PROduction and CONsumption: Textile Economy and Urbanisation in Mediterranean Europe 1000-500 BCE

Final Report Summary - PROCON (PROduction and CONsumption: Textile Economy and Urbanisation in Mediterranean Europe 1000-500 BCE)

The aim of the project PROCON is to test the hypothesis that textile production and consumption was a significant driving force of the economy and of the creation and perception of wealth in Mediterranean Europe during the period of urbanisation and early urbanism in 1000–500 BCE. The project structure encompasses several research strands within the operational sequence of textile economy: Resources, Production, Product, and Consumption and Exchange. The project analysed different categories of evidence (textiles, textile tools, art / visual representations, plant remains, and animal bones) from Greece, Italy, Spain and surrounding countries, using a wide array of interdisciplinary methods.
The use of Scanning Electron Microscopy to analyse over 400 samples of archaeological textiles allowed identification of the raw materials used, which included flax and sheep wool across the region, with the addition of esparto in Spain. Liquid Chromatography was used to identify plant-based dyes derived from woad and madder and, for the first time in Italy, shellfish purple, that were used to add value to the cloth. Structural analysis of the textile fragments permitted the definition of thread- and textile-making technologies, resulting in identification of distinct textile cultures in Central-West and Eastern Mediterranean regions.
Functional and spatial analysis of almost 10,000 textile tools from 50 ancient settlements and sanctuaries permitted the definition of the organisational parameters of textile production, demonstrating that it was primarily household-based, although organisation varied between regions. Burial evidence and quantitative analysis of iconographic data confirmed that primary producers of textiles were women.
The diachronic iconographic analysis demonstrated the increased demand for and importance of clothing, as indicated by the exponential increase in quantity and quality of textile depictions over the period 1000–500 BCE. Demand for large quantities of sail cloth towards the end of the investigated period appears to be behind the switch from splicing to draft spinning flax yarn around 600 BCE (identified in linen textiles), which allowed a more efficient and streamlined production process.
Exchange took place at multiple levels, including mobility of artisans (documented in the movement of textile tools), exchange of textiles (identified through textile imports), spread of specific technologies (e.g. the appearance of shellfish purple dyeing installations in Spain only after the arrival of Phoenician settlers). Textile cultures appear to have spread with human migrations (e.g. from Greece to South Italy), leading to the creation of hybrid textile forms.
The synthesis of the collected data demonstrates that textile production and consumption constituted a major economic factor during urbanisation of Early Iron Age Mediterranean Europe.
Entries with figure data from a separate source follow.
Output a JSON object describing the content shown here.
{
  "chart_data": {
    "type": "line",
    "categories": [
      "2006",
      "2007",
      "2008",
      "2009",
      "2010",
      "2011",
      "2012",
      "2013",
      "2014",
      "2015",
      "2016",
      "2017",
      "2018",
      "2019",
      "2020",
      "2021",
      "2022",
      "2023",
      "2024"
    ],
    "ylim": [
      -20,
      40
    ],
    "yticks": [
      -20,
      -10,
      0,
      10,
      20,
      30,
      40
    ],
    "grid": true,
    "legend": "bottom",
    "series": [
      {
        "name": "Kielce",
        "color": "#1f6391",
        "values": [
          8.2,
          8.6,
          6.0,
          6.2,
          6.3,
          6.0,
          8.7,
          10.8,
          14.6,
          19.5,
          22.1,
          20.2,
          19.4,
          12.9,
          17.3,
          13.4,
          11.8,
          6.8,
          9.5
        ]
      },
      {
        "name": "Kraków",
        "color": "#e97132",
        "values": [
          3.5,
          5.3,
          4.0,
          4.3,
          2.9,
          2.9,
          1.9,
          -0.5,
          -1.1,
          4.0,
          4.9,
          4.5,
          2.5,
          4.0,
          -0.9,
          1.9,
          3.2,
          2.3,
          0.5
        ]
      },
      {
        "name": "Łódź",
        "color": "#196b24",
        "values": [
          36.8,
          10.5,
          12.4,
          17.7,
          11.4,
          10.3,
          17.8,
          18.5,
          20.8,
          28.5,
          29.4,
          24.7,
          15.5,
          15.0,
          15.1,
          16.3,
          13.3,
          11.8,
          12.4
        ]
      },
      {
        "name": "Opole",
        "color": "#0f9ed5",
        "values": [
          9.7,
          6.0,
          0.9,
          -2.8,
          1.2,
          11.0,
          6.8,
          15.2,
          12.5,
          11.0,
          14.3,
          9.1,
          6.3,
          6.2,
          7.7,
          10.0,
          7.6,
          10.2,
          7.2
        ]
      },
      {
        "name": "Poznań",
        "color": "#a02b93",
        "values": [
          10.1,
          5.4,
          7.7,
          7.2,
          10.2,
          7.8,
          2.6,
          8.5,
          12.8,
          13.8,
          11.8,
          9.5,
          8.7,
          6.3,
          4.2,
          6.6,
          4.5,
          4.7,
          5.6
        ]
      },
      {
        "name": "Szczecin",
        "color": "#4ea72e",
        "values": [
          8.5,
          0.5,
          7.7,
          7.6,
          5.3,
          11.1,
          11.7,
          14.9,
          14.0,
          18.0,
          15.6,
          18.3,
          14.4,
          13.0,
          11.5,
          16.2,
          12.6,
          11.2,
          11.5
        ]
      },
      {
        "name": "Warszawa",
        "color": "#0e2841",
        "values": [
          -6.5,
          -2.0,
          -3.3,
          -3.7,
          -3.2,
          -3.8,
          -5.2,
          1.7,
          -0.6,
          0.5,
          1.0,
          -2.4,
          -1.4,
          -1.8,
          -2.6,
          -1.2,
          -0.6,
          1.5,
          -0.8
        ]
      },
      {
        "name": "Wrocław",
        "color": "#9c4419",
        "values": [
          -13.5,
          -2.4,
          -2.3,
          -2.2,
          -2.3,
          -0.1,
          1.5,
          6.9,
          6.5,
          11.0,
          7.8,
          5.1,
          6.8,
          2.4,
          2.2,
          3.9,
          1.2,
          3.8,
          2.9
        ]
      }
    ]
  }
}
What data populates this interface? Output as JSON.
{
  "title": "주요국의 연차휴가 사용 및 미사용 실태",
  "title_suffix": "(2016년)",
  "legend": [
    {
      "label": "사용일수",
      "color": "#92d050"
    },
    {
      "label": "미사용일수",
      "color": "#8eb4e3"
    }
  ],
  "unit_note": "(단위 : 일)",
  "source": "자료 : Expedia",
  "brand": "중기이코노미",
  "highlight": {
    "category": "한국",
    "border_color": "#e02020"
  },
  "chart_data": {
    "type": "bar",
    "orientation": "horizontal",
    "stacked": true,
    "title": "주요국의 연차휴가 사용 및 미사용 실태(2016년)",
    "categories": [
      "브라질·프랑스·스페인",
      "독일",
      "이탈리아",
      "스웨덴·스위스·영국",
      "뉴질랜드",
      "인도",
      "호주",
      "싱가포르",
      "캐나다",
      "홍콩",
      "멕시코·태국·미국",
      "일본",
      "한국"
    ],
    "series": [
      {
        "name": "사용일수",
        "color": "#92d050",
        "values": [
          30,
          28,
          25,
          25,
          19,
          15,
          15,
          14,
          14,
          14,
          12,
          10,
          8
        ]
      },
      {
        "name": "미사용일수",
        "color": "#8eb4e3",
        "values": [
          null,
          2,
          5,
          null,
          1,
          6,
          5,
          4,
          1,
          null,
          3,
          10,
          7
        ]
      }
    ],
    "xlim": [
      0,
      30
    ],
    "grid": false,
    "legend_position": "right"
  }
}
Textiles served as a form of wealth which, like precious metals and exotica such as ivory and amber, underpinned the authority and power of the aristocracy.
The communities of small and large urban centres of the Early Iron Age required large quantities of textiles and were pressed to organise their consumption not only on the basis of local agro-pastoral activities but also through exchange activities. The transition from a ‘rural economy’ to ‘urban economy’ involved intensification of agricultural activity, including textile fibre production. The qualitative changes in textile production are reflected in the development of better raw materials, which allowed faster processing and production, as well as more complex techniques and patterns.
Taking developments in a specialist research field (textile archaeology) and applying them to modelling the dynamics behind the broader phenomenon of urbanisation in Europe, the project fundamentally changed the trajectory of research and thinking about the ancient Mediterranean, providing a position for textiles and textile production in the cultural and economic history of the past. In their role enabling wealth creation through enhanced quantity and quality in production, visualising political hierarchies through exclusive clothing marking social roles, and the impact of this on social relationships of production and politics, textiles were a powerful force of urbanism from 1000-500 BCE.